TV: live from 2.00pm Euro time with the finish expected for 3.55pm. Tune in early to see all the late climbs but it’s likely the fireworks are saved for the long climb.
That’s Paris-Nice: the stage starts in St Etienne which holds the record as the most visited town along the way. It’s a manufacturing city or rather it was. It’s still home to French brands like Zefal, Stronglight and TA. It’s not the birthplace of the derailleur but it is where it was refined, in large part thanks to a man called Paul de Vivie who often went by the nom de plume Vélocio during the start of the 20th century.
Velocio is credited with the invention of the derailleur but this a myth. Velocio experimented with a British example called The Whippet and spent time perfecting it. At the time this was a select technology that was reserved for pure enthusiasts rather than the wider public, like electronic shifting today. Velocio’s riding pal Joanny Panel took things a step further and produced a bike with derailleur called Le Chemineau (the vagabond) and arguably the first bike that allowed people to tame mountain roads. Perhaps the proximity to these hills and also the booming cycle industry in St Etienne and nearby Lyon meant the ideas took off.
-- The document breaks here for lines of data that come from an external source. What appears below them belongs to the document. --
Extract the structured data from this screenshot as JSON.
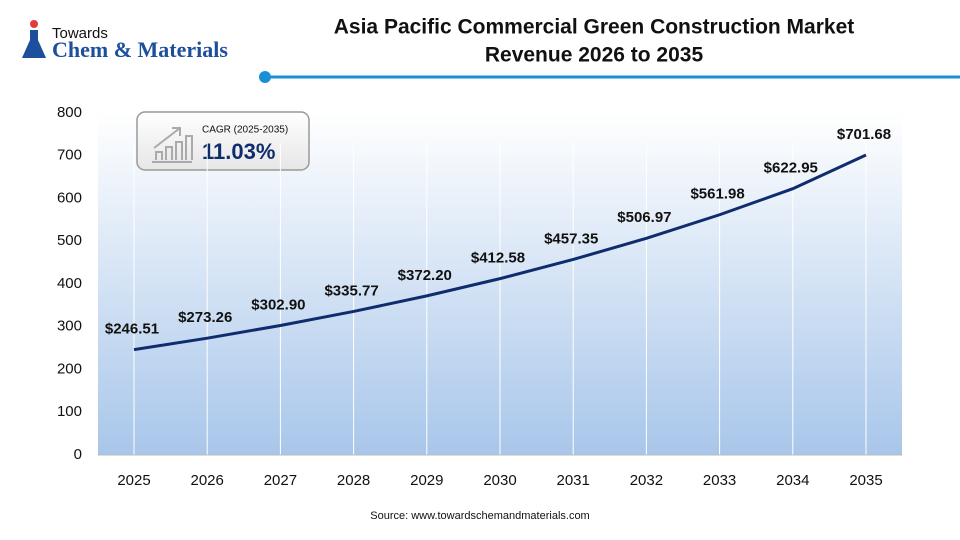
{
  "brand": [
    "Towards",
    "Chem & Materials"
  ],
  "chart_data": {
    "type": "line",
    "title": [
      "Asia Pacific Commercial Green Construction Market",
      "Revenue 2026 to 2035"
    ],
    "categories": [
      "2025",
      "2026",
      "2027",
      "2028",
      "2029",
      "2030",
      "2031",
      "2032",
      "2033",
      "2034",
      "2035"
    ],
    "series": [
      {
        "name": "Revenue",
        "color": "#0f2d6e",
        "values": [
          246.51,
          273.26,
          302.9,
          335.77,
          372.2,
          412.58,
          457.35,
          506.97,
          561.98,
          622.95,
          701.68
        ],
        "value_labels": [
          "$246.51",
          "$273.26",
          "$302.90",
          "$335.77",
          "$372.20",
          "$412.58",
          "$457.35",
          "$506.97",
          "$561.98",
          "$622.95",
          "$701.68"
        ]
      }
    ],
    "ylim": [
      0,
      800
    ],
    "yticks": [
      0,
      100,
      200,
      300,
      400,
      500,
      600,
      700,
      800
    ],
    "annotations": {
      "cagr_label": "CAGR (2025-2035)",
      "cagr_value": "11.03%"
    },
    "source": "Source: www.towardschemandmaterials.com"
  }
}
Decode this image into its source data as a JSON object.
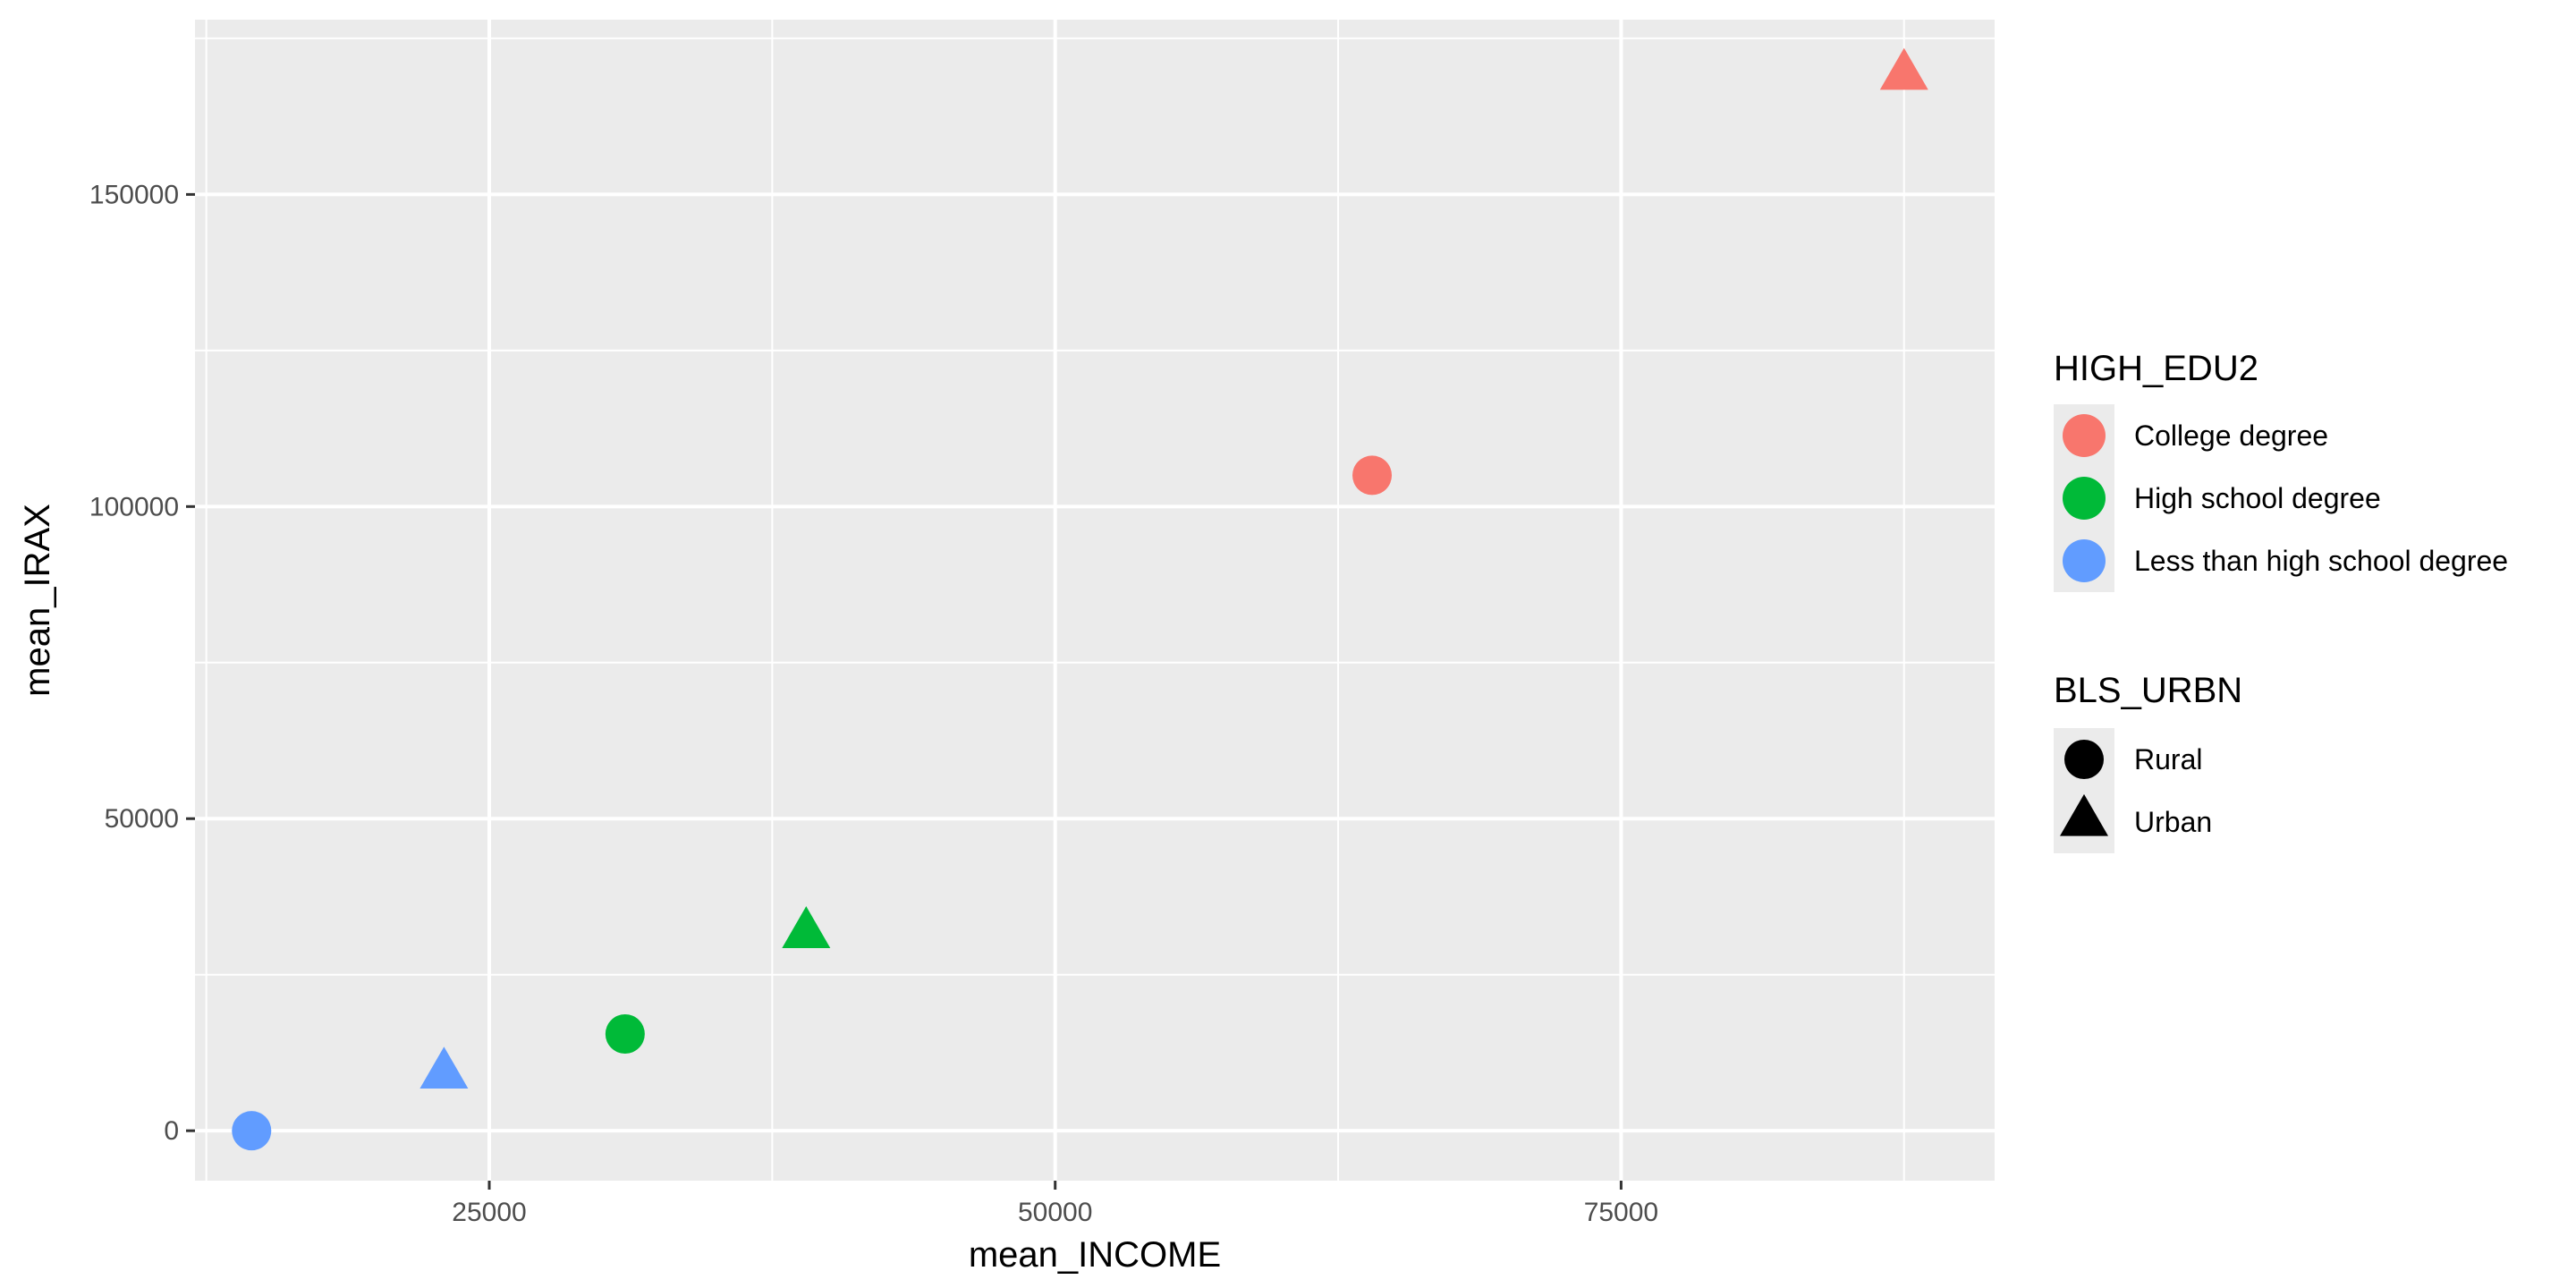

He also wrote the seven commandments for cyclists. They might be 100 years old but hold firm:
- Stop rarely and briefly, so as not to lose your rhythm
- Eat little and often. Eat before you are hungry, drink before you’re thirsty
- Never push yourself into such fatigue that you lose appetite and cannot fall asleep
- Wrap up before you get cold, undo layers before you get hot and do not fear exposing the skin to the sun, air and water
- Avoid, at least when riding, wine, meat and tobacco in your diet
- Never force the pace, ride within your means, especially during the first few hours when you’re tempted to ride hard because you feel full of energy
- Never ride for show or vanity
There’s a memorial to him at the top of the Col de République today. As riders cross the pass and shift into the big ring with the push of a button they pay tribute to Paul de Vivie.